L’ANNUNCIO POST-EUROPEE
All’indomani delle elezioni europee, il 27 maggio, Di Maio, alla luce del risultato molto deludente del movimento che guida, ha dichiarato prima che nessuno dei big dei pentastellati, alludendo a Di Battista e Fico (ma anche a Grillo e Davide Casaleggio) ha chiesto le sue dimissioni. Dopo neanche 48 ore, prevenendo le critiche infuocate che gli muoveranno i gruppi parlamentari grillini, lo stesso Di Maio annuncia che sarà la base del Movimento 5 Stelle su Rousseau con un referendum a decidere se debba restare o no il capo politico del movimento.
PROBLEMA CON IL CONCETTO DI DEMOCRAZIA
È evidente che il Movimento 5 Stelle non ha solo un problema elettorale di emorragia di voti, ma ha anche un problema con il concetto di democrazia interna e di democrazia diretta. Proviamo a fare ordine: a Rimini, nel 2017, quando si è trattato di scegliere il capo politico, il Movimento si è affidato alle doti taumaturgiche dell’allora garante, Beppe Grillo (assecondato anche da Davide Casaleggio, il cui ruolo nel Movimento non è mai stato definito) e oggi, per ridefinire quel ruolo e prevenire una verifica interna a cura dei gruppi parlamentari lo stesso Di Maio si affida alla democrazia diretta della base grillina che vota su una piattaforma, Rousseau, molto discutibile e già discussa (in fatto di sicurezza, privacy, tanto per citare alcuni punti problematici).

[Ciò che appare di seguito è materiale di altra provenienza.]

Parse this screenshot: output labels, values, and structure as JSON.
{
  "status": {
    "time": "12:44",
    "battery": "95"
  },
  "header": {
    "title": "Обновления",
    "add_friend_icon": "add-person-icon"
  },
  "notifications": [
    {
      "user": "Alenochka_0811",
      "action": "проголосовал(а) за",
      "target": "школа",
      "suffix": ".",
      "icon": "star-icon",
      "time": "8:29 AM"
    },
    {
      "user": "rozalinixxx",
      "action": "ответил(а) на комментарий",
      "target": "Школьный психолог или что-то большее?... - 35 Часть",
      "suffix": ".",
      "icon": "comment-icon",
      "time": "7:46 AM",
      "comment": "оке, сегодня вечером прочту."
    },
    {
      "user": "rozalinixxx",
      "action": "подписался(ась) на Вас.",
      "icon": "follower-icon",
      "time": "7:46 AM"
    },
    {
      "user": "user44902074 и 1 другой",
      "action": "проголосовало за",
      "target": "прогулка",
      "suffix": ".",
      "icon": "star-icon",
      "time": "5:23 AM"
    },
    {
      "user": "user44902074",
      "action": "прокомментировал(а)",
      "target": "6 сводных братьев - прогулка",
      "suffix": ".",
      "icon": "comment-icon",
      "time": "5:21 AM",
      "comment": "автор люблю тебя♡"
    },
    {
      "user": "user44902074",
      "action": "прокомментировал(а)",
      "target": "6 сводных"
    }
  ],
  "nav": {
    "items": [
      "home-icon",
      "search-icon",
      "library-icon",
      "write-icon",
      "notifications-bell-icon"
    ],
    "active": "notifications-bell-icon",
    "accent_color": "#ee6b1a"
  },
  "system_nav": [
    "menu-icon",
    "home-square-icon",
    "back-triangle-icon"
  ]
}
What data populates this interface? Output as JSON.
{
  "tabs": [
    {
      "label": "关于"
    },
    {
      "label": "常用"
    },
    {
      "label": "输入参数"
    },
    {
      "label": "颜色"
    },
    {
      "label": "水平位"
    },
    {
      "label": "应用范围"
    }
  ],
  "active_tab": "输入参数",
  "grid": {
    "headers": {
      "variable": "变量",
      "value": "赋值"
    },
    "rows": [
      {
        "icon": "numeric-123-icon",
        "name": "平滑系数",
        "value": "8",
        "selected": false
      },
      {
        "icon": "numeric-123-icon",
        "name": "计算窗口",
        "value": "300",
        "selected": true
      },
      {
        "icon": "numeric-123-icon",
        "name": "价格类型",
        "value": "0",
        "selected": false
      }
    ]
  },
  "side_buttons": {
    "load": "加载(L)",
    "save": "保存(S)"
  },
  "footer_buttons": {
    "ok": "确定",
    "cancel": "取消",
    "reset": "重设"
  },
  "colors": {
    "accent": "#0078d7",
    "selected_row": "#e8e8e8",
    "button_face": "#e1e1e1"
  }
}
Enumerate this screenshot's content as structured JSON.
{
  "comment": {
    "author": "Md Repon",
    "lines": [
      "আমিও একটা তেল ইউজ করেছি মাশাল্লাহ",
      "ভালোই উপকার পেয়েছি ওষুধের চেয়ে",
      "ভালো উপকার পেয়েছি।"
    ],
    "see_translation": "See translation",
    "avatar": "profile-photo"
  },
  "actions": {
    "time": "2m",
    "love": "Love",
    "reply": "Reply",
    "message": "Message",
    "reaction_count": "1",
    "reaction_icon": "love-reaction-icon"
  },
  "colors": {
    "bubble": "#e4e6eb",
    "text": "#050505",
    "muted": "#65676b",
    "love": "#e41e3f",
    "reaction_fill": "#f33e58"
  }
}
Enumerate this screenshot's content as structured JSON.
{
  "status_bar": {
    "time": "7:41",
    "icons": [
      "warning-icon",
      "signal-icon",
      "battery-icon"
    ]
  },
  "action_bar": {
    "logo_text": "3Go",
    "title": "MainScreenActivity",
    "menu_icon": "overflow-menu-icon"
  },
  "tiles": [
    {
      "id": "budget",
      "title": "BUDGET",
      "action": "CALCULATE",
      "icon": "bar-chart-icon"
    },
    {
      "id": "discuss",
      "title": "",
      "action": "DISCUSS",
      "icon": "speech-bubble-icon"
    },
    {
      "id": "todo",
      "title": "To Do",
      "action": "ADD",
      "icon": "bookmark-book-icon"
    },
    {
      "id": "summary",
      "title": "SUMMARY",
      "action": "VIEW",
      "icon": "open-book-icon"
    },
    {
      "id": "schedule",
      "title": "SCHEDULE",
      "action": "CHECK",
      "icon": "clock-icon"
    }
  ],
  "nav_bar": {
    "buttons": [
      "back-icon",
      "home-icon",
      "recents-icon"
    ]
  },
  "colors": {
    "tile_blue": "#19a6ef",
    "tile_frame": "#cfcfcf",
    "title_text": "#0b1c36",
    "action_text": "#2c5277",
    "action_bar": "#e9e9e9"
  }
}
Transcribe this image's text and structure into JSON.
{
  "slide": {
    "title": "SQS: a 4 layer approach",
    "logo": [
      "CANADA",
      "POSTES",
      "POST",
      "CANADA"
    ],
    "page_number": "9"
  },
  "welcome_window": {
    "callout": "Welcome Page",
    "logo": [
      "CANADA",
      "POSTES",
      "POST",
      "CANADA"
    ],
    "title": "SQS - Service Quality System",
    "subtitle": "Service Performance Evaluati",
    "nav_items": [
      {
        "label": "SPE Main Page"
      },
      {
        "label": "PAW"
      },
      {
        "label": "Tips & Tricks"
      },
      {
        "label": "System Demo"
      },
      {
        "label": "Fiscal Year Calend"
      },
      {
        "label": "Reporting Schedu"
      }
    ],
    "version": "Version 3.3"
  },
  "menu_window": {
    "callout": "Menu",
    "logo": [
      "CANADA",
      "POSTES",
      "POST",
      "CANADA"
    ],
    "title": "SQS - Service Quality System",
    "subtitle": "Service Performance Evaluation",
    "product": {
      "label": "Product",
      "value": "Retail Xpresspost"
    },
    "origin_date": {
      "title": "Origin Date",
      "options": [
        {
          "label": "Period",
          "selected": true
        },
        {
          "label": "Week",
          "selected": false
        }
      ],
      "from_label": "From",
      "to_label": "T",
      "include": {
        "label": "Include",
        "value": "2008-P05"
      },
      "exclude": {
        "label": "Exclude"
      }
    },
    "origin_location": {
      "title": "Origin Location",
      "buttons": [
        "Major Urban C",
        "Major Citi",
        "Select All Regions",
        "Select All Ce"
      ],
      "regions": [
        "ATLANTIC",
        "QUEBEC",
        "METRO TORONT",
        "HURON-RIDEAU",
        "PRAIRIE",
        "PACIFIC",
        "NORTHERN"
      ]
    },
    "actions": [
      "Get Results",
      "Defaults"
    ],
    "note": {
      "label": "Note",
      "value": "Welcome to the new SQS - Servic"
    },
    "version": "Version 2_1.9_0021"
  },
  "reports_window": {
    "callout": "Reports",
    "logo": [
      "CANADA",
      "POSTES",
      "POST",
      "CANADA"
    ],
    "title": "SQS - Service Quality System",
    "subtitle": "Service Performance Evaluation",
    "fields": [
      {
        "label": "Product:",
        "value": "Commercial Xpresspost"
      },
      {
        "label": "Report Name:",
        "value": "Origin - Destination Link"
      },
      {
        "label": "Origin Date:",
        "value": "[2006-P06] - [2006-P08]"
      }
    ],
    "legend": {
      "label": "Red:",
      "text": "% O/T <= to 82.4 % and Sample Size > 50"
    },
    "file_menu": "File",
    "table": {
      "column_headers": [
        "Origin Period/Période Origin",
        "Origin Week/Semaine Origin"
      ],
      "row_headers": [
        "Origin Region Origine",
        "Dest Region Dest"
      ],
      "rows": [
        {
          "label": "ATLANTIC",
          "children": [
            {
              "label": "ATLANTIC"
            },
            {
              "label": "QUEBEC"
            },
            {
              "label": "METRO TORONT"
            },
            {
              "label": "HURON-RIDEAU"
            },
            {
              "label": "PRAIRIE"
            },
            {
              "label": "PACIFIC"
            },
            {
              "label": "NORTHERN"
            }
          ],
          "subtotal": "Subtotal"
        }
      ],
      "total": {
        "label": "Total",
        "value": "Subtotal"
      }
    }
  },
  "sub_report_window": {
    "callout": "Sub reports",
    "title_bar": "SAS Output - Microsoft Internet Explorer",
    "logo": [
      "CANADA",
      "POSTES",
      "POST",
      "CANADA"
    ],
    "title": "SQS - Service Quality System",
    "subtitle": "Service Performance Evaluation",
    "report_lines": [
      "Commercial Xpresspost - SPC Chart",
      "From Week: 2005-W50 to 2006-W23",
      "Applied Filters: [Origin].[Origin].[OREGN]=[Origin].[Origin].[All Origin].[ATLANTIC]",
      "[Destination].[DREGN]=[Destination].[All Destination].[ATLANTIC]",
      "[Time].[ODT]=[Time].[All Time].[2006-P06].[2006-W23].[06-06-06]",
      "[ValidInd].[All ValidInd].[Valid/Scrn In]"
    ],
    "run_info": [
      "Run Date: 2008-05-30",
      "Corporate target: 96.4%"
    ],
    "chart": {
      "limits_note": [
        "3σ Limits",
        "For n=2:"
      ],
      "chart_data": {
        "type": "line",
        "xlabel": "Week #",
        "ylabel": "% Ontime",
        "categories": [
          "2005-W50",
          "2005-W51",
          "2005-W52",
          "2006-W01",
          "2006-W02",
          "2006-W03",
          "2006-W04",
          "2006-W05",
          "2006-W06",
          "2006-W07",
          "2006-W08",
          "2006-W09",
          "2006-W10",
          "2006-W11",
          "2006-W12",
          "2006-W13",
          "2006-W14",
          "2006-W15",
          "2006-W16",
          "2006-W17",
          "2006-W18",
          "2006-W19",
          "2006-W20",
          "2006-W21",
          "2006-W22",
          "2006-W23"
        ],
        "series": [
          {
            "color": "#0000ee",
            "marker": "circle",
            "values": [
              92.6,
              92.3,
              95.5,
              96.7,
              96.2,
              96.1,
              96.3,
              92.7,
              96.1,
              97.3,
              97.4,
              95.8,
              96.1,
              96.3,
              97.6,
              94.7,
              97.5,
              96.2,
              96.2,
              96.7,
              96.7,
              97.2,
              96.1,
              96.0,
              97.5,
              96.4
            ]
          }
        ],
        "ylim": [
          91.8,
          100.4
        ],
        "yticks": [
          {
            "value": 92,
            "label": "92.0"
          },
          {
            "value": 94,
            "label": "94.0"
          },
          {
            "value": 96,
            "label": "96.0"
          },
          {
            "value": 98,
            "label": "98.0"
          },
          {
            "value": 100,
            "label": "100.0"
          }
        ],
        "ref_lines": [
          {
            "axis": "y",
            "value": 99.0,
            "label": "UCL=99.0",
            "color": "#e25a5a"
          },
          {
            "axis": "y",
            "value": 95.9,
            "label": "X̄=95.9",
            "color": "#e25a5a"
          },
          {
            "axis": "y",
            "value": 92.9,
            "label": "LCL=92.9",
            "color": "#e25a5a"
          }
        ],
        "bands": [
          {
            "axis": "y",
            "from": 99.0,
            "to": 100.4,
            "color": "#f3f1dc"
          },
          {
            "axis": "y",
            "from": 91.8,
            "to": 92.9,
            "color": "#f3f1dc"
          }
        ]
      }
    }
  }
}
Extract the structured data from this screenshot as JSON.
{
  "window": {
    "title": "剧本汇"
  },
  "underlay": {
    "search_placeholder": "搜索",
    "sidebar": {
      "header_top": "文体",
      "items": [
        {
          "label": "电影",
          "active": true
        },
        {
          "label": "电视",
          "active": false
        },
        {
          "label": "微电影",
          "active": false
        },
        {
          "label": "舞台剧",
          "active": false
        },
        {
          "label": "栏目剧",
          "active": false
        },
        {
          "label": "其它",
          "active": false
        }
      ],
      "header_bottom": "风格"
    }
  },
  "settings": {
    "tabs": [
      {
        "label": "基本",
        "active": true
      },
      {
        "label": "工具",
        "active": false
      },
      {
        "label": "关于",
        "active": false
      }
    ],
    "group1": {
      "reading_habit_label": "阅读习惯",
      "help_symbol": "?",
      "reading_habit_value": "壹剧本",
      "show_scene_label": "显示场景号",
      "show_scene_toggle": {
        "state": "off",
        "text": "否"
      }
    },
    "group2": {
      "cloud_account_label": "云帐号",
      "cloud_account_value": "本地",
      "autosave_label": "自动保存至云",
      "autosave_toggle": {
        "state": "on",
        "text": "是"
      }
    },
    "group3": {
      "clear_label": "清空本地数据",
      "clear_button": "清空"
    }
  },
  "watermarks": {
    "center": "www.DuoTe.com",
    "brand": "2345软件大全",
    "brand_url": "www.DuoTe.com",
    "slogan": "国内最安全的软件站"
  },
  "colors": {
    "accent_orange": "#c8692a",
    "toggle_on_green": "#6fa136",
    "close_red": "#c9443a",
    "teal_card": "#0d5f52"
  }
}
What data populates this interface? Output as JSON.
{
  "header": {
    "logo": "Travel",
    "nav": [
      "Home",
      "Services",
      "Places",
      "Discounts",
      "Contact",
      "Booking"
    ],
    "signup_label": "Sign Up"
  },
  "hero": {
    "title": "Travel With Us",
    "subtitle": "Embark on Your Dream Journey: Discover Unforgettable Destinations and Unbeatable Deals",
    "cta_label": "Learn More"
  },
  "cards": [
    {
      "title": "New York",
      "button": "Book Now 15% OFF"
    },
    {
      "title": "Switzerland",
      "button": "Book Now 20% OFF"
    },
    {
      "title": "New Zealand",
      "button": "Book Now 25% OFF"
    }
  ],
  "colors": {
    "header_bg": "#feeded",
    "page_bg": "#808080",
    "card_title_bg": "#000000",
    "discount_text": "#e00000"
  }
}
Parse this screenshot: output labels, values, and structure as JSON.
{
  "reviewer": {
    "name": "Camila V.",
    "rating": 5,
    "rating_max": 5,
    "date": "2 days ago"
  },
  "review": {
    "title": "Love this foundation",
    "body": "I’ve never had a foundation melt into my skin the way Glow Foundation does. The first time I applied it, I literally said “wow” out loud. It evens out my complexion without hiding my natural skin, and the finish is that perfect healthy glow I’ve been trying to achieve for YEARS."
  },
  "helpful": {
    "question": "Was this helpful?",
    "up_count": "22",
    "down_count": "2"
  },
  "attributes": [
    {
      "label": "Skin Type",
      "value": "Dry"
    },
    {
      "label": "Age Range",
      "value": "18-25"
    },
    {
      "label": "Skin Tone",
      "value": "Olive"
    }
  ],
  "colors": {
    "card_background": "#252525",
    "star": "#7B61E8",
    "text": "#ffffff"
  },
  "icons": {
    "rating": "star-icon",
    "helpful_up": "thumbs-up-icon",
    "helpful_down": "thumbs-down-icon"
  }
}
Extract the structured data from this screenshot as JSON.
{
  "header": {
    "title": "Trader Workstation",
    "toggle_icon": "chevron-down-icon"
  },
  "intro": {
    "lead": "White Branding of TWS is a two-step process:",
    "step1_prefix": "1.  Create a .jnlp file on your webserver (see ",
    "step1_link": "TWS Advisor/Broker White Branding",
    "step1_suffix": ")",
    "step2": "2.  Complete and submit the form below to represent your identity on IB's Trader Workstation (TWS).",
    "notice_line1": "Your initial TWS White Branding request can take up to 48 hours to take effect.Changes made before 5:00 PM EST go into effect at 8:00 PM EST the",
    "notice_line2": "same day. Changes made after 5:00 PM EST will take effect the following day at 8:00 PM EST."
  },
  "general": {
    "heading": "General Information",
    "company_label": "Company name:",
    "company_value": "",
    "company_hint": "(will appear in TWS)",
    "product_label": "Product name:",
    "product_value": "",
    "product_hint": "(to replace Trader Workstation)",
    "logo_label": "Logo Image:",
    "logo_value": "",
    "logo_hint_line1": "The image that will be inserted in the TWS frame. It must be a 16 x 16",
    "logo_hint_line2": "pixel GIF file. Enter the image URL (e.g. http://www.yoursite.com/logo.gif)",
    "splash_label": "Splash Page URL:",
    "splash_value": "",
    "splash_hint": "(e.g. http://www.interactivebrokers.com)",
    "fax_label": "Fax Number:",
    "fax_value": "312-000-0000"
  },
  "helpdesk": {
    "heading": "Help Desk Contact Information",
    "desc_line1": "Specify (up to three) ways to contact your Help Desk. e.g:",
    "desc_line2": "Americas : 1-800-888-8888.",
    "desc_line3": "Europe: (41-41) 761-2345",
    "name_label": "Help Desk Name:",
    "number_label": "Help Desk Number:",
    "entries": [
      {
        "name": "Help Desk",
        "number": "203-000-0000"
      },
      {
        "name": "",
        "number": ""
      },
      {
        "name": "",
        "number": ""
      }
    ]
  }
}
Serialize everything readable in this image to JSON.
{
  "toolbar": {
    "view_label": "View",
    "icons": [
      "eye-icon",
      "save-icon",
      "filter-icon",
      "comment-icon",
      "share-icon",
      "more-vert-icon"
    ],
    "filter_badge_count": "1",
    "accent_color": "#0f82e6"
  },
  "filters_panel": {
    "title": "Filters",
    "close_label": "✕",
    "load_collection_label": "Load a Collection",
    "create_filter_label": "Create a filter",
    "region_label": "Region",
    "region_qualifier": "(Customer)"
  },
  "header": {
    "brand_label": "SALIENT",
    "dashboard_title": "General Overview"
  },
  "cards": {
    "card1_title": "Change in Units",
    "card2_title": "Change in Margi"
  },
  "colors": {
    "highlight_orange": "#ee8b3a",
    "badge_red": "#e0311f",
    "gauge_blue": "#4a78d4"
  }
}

LA CONFUSIONE REGNA SOVRANA
Insomma, la confusione sul metodo per effettuare la scelta democratiche interne che siano sui programmi o sulle cariche permane. Così come dimostra anche il caso di Gianluigi Paragone. Che dopo le critiche a Di Maio per i troppi incarichi che ricopre a livello governativo (Vice presidente del Consiglio, Ministro del Lavoro e ministro delle Attività Produttive), causa a suo dire del risultato perdente alle elezioni europee, ha annunciato che si dimetterà da senatore, affidando le sue dimissioni al capo politico del Movimento, cioè Di Maio. Il quale però si affida anch’egli alla base di Rousseau sul suo futuro di capo politico. Una volta le dimissioni da senatore si affidavano alla Camera di appartenenza, così come prevede la Carta costituzionale. Ma i capi del Movimento, prima Grillo e ora Di Maio pare abbiano doti taumaturgiche. Brutti scherzi di un concetto fumoso e caotico della democrazia diretta. Un vero e proprio patatrac.